Bon nombre de romans tels que ceux d’Alexis Wright ou d’Abdulrazak Gurnah, invitent leurs lecteurs à s’interroger sur le passé des missions d’évangélisation et leur impact sur les communautés locales au long cours. S’inscrivant dans cette lignée, cette journée d’étude propose une réflexion historique sur l’entreprise missionnaire à la fin du dix-neuvième et au début du vingtième siècle.

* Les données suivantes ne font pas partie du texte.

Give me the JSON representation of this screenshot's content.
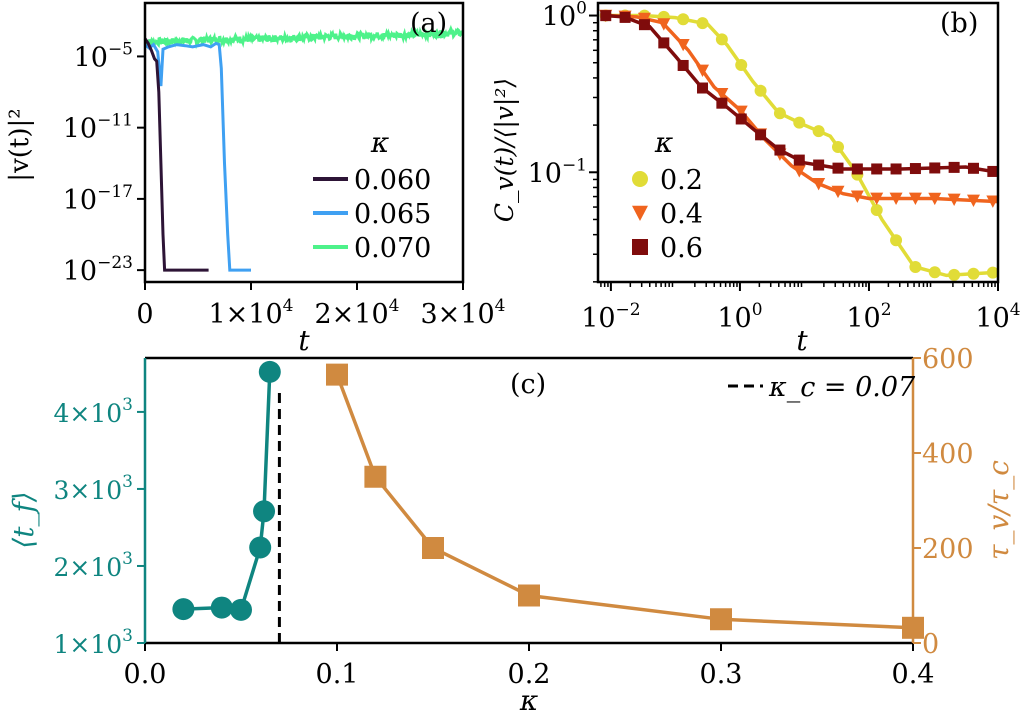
{
  "colors": {
    "k060": "#2d1436",
    "k065": "#3fa0f2",
    "k070": "#4df28a",
    "b02": "#e1dc37",
    "b04": "#f0641e",
    "b06": "#7f0c0c",
    "teal": "#0f8580",
    "orange": "#d08a40"
  },
  "chart_data": [
    {
      "panel": "(a)",
      "type": "line",
      "xlabel": "t",
      "ylabel": "|v(t)|²",
      "xlim": [
        0,
        30000
      ],
      "yscale": "log",
      "ylim_exp": [
        -24,
        -0.5
      ],
      "xticks": [
        {
          "v": 0,
          "text": "0"
        },
        {
          "v": 10000,
          "mant": "1×10",
          "exp": "4"
        },
        {
          "v": 20000,
          "mant": "2×10",
          "exp": "4"
        },
        {
          "v": 30000,
          "mant": "3×10",
          "exp": "4"
        }
      ],
      "yticks_exp": [
        -5,
        -11,
        -17,
        -23
      ],
      "legend": {
        "title": "κ",
        "entries": [
          "0.060",
          "0.065",
          "0.070"
        ]
      },
      "series": [
        {
          "name": "0.060",
          "color_key": "k060",
          "points": [
            [
              0,
              -3.5
            ],
            [
              300,
              -3.9
            ],
            [
              600,
              -4.5
            ],
            [
              900,
              -5.2
            ],
            [
              1100,
              -5.4
            ],
            [
              1300,
              -8
            ],
            [
              1500,
              -14
            ],
            [
              1700,
              -20
            ],
            [
              1850,
              -23
            ],
            [
              6000,
              -23
            ]
          ]
        },
        {
          "name": "0.065",
          "color_key": "k065",
          "points": [
            [
              0,
              -4.0
            ],
            [
              400,
              -4.3
            ],
            [
              800,
              -4.0
            ],
            [
              1200,
              -4.6
            ],
            [
              1500,
              -7.5
            ],
            [
              1700,
              -4.4
            ],
            [
              2200,
              -4.2
            ],
            [
              3000,
              -4.0
            ],
            [
              3800,
              -4.1
            ],
            [
              4500,
              -4.2
            ],
            [
              5500,
              -4.0
            ],
            [
              6200,
              -4.2
            ],
            [
              6700,
              -3.9
            ],
            [
              7000,
              -4.0
            ],
            [
              7200,
              -6
            ],
            [
              7500,
              -14
            ],
            [
              7800,
              -20
            ],
            [
              8000,
              -23
            ],
            [
              10000,
              -23
            ]
          ]
        },
        {
          "name": "0.070",
          "color_key": "k070",
          "noise": 0.55,
          "points": [
            [
              0,
              -3.8
            ],
            [
              6000,
              -3.6
            ],
            [
              12000,
              -3.5
            ],
            [
              18000,
              -3.3
            ],
            [
              24000,
              -3.2
            ],
            [
              30000,
              -3.0
            ]
          ]
        }
      ]
    },
    {
      "panel": "(b)",
      "type": "line",
      "xlabel": "t",
      "ylabel": "C_v(t)/⟨|v|²⟩",
      "xscale": "log",
      "yscale": "log",
      "xlim_exp": [
        -2.2,
        4
      ],
      "ylim_exp": [
        -1.7,
        0.08
      ],
      "xticks_exp": [
        -2,
        0,
        2,
        4
      ],
      "yticks": [
        {
          "exp": 0,
          "text": "10",
          "sup": "0"
        },
        {
          "exp": -1,
          "text": "10",
          "sup": "−1"
        }
      ],
      "legend": {
        "title": "κ",
        "entries": [
          "0.2",
          "0.4",
          "0.6"
        ]
      },
      "series": [
        {
          "name": "0.2",
          "color_key": "b02",
          "marker": "circle",
          "points": [
            [
              -2.1,
              1.0
            ],
            [
              -1.5,
              1.0
            ],
            [
              -1.0,
              0.97
            ],
            [
              -0.5,
              0.88
            ],
            [
              -0.2,
              0.65
            ],
            [
              0.2,
              0.38
            ],
            [
              0.6,
              0.24
            ],
            [
              1.0,
              0.2
            ],
            [
              1.4,
              0.17
            ],
            [
              1.8,
              0.1
            ],
            [
              2.2,
              0.05
            ],
            [
              2.7,
              0.025
            ],
            [
              3.2,
              0.022
            ],
            [
              4.0,
              0.023
            ]
          ]
        },
        {
          "name": "0.4",
          "color_key": "b04",
          "marker": "triangle",
          "points": [
            [
              -2.1,
              1.0
            ],
            [
              -1.6,
              0.98
            ],
            [
              -1.2,
              0.9
            ],
            [
              -0.8,
              0.6
            ],
            [
              -0.4,
              0.35
            ],
            [
              0.0,
              0.25
            ],
            [
              0.4,
              0.16
            ],
            [
              0.8,
              0.11
            ],
            [
              1.2,
              0.085
            ],
            [
              1.6,
              0.073
            ],
            [
              2.0,
              0.068
            ],
            [
              3.0,
              0.068
            ],
            [
              4.0,
              0.065
            ]
          ]
        },
        {
          "name": "0.6",
          "color_key": "b06",
          "marker": "square",
          "points": [
            [
              -2.1,
              1.0
            ],
            [
              -1.8,
              0.98
            ],
            [
              -1.4,
              0.85
            ],
            [
              -1.0,
              0.55
            ],
            [
              -0.6,
              0.35
            ],
            [
              -0.2,
              0.26
            ],
            [
              0.2,
              0.19
            ],
            [
              0.6,
              0.14
            ],
            [
              1.0,
              0.115
            ],
            [
              1.6,
              0.105
            ],
            [
              2.5,
              0.105
            ],
            [
              3.5,
              0.108
            ],
            [
              4.0,
              0.1
            ]
          ]
        }
      ]
    },
    {
      "panel": "(c)",
      "type": "scatter",
      "xlabel": "κ",
      "xlim": [
        0,
        0.4
      ],
      "xticks": [
        "0.0",
        "0.1",
        "0.2",
        "0.3",
        "0.4"
      ],
      "left_ylabel": "⟨t_f⟩",
      "left_ylim": [
        1000,
        4700
      ],
      "left_yticks": [
        {
          "v": 1000,
          "mant": "1×10",
          "exp": "3"
        },
        {
          "v": 2000,
          "mant": "2×10",
          "exp": "3"
        },
        {
          "v": 3000,
          "mant": "3×10",
          "exp": "3"
        },
        {
          "v": 4000,
          "mant": "4×10",
          "exp": "3"
        }
      ],
      "right_ylabel": "τ_v/τ_c",
      "right_ylim": [
        0,
        600
      ],
      "right_yticks": [
        "0",
        "200",
        "400",
        "600"
      ],
      "vline": {
        "x": 0.07,
        "label": "κ_c = 0.07"
      },
      "series": [
        {
          "name": "⟨t_f⟩",
          "axis": "left",
          "color_key": "teal",
          "marker": "circle",
          "x": [
            0.02,
            0.04,
            0.05,
            0.06,
            0.062,
            0.065
          ],
          "y": [
            1440,
            1460,
            1430,
            2240,
            2710,
            4520
          ]
        },
        {
          "name": "τ_v/τ_c",
          "axis": "right",
          "color_key": "orange",
          "marker": "square",
          "x": [
            0.1,
            0.12,
            0.15,
            0.2,
            0.3,
            0.4
          ],
          "y": [
            565,
            350,
            200,
            100,
            50,
            32
          ]
        }
      ]
    }
  ]
}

Le renouveau de la foi chrétienne aux Etats-Unis et en Europe de l’Ouest = manifesté notamment aux Etats-Unis par les “Great Awakenings”, au Royaume-Uni par le “Higher Life Movement” et le prémillénialisme ainsi qu’en France par le nouvel élan du catholicisme éprouvé par les Lumières et la Révolution =, s’accompagna de l’essor des moyens de transport et de communication dans ces mêmes pays qui permirent à de nombreux missionnaires catholiques et protestants, soutenus par des organisations missionnaires florissantes, de traverser les océans à des fins de prosélytisme religieux. Cette journée d’études se propose de se pencher sur la question du phénomène missionnaire et la dimension sociale des missions dans les sociétés où elles s’implantèrent.
Cette recherche s’inscrit dans un renouveau historiographique touchant aux missions et à leur rôle à différentes échelles. Les ouvrages de Brian Stanley (The Bible and the Flag, 1990), Susan Thorne (Congregational Missions and the Making of an Imperial Culture in Nineteenth-Century England, 1999), Andrew Porter (Religion Versus Empire ? British Protestant Missionaries and Overseas Expansion, 1700-1914, 2004), centrés sur les liens entre religion et empire, marquèrent un véritable tournant dans la perception des questions missionnaires. Leurs travaux ouvrirent la voie à de nouvelles études des missions (pratiques missionnaires, construction d’Eglises locales, rôle des femmes en tant que missionnaires et épouses de missionnaires (Patricia Hill, 1985), qui les resituèrent dans des dynamiques de réseaux transnationaux (Nielsen, Okkenhaug et Hestad-Skeie, 2011) tout en faisant jouer différents jeux d’échelles afin de dépasser un cadre purement impérialiste (voir par exemple le projet de recherche international MisSMO qui a pour objectif d’analyser le phénomène missionnaire au Moyen-Orient (XIXe - XXIe siècles) non seulement à l’échelle nationale ou locale, mais à l’échelle régionale).1
Les missions furent notamment acteurs des mutations sociales et culturelles des pays où ils opérèrent : l’agentivité des missions/missionnaires peut ainsi être envisagée de manière locale, régionale, nationale et transnationale. C’est par le biais de ce jeu d’échelles que nous nous proposons d’étudier les missionnaires et missions européennes et nord-américaines internationales. Nous élargirons une première étude de l’agentivité locale des missionnaires dans les domaines religieux et sociaux à leur agentivité nationale, puis transnationale de la seconde moitié du dix-neuvième siècle à la Première Guerre mondiale en dehors du territoire européen et nord-américain. Nous valoriserons lescontributions de chercheurs et chercheuses de disciplines variées (anthropologie, histoire, sociologie…), travaillant sur les thématiques des missions chrétiennes dans différentes aires géographiques de présenter leurs recherches et de confronter leurs travaux.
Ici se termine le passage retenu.